Furthermore, tensorflow does not flip the kernel (implements cross-correlation).
Do you have any idea why this is not giving the same result?
Thanks in advance,
Roman
Okay, I found a solution, even though it is not really one because I do not understand it myself.
First, it seems that for the task that I was trying to solve, Theano and Tensorflow use different convolutions.
The task at hand is a "1.5 D convolution" which means sliding a kernel in only one direction over the input (here DNA sequences).
In Theano, I solved this with the conv2d operation that had the same amount of rows as the kernels and it was working fine.
However, Tensorflow (probably correctly) wants me to use conv1d for that, interpreting the rows as channels.
So, the following should work but didn't in the beginning:
import tensorflow as tf
import numpy as np
# TF expects input of (batch_size, height, width, channels)
# and filters of shape (height, width, in_channel, out_channel)
x = tf.placeholder(tf.float32, shape=(1, 4, 3, 1), name="input")
w = tf.placeholder(tf.float32, shape=(4, 3, 1, 1), name="weights")
x_star = tf.reshape(x, [1, 4, 3])
w_star = tf.reshape(w, [4, 3, 1])
c = tf.nn.conv1d(x_star, w_star, stride=1, padding='VALID')
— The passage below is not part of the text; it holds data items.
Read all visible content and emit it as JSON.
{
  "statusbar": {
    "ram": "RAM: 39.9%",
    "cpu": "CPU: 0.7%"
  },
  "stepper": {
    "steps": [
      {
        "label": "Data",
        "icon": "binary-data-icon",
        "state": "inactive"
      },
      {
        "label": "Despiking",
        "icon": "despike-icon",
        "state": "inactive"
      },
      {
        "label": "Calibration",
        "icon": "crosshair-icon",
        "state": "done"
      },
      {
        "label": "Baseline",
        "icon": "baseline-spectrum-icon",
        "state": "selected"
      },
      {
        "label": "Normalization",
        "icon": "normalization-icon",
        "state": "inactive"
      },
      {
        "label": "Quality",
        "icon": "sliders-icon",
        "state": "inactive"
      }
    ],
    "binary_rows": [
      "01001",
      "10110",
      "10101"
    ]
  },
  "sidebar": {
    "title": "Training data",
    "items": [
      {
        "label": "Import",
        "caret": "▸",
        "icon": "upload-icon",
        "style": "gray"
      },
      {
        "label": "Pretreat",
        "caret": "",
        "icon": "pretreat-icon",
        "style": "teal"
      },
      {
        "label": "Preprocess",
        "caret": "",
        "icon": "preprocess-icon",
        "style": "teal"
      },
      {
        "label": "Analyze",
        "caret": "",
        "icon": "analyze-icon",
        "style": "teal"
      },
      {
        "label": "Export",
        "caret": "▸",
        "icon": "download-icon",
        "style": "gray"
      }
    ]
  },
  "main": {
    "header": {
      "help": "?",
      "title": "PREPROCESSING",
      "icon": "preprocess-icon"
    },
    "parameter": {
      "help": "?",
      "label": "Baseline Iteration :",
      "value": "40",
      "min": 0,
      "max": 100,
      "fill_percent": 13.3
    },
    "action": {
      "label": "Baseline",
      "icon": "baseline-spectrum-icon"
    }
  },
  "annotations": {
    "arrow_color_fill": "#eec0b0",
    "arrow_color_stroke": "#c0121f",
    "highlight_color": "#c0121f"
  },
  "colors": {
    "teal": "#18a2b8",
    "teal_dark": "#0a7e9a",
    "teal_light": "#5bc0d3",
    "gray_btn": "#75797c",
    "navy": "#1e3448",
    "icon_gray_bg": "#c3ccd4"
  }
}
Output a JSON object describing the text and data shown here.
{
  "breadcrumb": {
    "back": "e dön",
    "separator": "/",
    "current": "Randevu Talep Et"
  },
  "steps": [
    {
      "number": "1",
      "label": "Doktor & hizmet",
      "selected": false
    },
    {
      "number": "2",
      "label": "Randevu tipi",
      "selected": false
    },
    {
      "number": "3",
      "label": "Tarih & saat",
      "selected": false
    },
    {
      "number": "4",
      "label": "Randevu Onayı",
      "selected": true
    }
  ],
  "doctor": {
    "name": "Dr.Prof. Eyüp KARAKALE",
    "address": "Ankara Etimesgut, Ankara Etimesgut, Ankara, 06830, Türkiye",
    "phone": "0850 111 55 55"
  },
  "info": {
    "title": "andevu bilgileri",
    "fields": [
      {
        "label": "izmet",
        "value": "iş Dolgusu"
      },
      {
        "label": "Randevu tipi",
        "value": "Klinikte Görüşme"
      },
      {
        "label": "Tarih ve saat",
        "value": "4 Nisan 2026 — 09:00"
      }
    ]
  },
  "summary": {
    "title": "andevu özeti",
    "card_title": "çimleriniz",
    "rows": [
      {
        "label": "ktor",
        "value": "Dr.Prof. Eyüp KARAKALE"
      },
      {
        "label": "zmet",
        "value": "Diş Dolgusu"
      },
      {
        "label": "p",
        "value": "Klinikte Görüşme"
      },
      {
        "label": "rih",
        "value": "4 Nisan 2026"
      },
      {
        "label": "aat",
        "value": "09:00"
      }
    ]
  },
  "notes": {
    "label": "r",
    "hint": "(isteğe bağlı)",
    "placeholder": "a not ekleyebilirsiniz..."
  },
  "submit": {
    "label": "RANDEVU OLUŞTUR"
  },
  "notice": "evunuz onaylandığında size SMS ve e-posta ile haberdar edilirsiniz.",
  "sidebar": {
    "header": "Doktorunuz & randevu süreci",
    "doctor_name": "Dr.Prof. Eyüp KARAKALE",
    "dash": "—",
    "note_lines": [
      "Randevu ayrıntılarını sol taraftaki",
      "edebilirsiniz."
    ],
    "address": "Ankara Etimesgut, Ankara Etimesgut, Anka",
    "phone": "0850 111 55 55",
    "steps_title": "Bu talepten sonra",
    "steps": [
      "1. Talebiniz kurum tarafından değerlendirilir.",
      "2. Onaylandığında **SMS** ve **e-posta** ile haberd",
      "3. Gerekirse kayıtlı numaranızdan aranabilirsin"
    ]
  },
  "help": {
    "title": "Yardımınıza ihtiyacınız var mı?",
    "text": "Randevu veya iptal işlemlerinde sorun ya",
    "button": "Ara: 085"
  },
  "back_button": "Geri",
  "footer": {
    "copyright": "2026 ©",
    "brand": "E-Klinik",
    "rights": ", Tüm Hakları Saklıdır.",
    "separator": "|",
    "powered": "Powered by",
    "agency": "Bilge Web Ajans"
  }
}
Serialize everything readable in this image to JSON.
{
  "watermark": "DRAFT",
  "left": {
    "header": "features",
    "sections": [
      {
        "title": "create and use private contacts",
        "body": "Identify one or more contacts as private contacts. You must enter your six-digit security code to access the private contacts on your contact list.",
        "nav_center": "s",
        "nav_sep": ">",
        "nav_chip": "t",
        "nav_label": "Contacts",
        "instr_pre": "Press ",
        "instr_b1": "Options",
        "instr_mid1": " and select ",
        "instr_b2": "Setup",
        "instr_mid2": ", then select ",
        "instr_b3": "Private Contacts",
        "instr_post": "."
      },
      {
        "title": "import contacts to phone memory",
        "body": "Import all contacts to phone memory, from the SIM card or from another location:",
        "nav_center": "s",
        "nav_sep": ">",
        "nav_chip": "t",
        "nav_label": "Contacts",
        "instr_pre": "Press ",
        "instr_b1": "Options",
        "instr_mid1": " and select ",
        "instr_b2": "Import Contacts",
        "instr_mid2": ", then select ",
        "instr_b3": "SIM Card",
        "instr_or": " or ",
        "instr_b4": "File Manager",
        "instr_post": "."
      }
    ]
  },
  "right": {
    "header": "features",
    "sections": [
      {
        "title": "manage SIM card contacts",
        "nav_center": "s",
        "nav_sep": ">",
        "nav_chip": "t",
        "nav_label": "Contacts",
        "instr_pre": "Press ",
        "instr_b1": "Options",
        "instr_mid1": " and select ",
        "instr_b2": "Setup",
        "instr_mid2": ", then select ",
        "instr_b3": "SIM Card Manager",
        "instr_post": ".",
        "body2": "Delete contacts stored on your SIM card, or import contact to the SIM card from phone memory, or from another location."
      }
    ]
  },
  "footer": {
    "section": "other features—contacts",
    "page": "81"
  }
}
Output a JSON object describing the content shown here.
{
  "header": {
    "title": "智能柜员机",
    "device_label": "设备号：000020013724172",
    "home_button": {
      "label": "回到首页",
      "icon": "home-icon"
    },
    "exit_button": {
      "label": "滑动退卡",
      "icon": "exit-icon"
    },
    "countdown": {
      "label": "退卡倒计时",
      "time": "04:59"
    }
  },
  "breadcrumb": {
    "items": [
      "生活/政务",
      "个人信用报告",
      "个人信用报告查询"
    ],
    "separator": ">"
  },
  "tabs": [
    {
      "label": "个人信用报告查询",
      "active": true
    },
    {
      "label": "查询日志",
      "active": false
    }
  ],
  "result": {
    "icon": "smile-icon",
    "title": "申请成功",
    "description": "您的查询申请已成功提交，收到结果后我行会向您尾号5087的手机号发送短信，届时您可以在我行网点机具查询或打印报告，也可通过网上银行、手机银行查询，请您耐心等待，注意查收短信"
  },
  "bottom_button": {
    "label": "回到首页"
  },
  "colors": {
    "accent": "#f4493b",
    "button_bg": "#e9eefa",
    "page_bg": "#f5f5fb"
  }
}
with tf.Session() as sess:
base = np.array([[1, 0, 0, 0], [1, 0, 0, 0], [0, 0, 0, 1]]).T
i = base[np.newaxis, :, :, np.newaxis]
weights = base[:, :, np.newaxis, np.newaxis]
res = sess.run(c, feed_dict={x: i, w: weights})
print res # -> produces 3 after updating tensorflow
This code produced NaN until I updated Tensorflow to version 1.0.1 and since then, it produces the expected output.
To summarize, my problem was partly solved by using 1D convolution instead of 2D convolution but still required the update of the framework. For the second part, I have no idea at all what might have caused wrong behavior in the first place.
EDIT: The code I posted in my original question is now working fine, too. So the different behavior came only from an old (maybe corrupt) version of TF.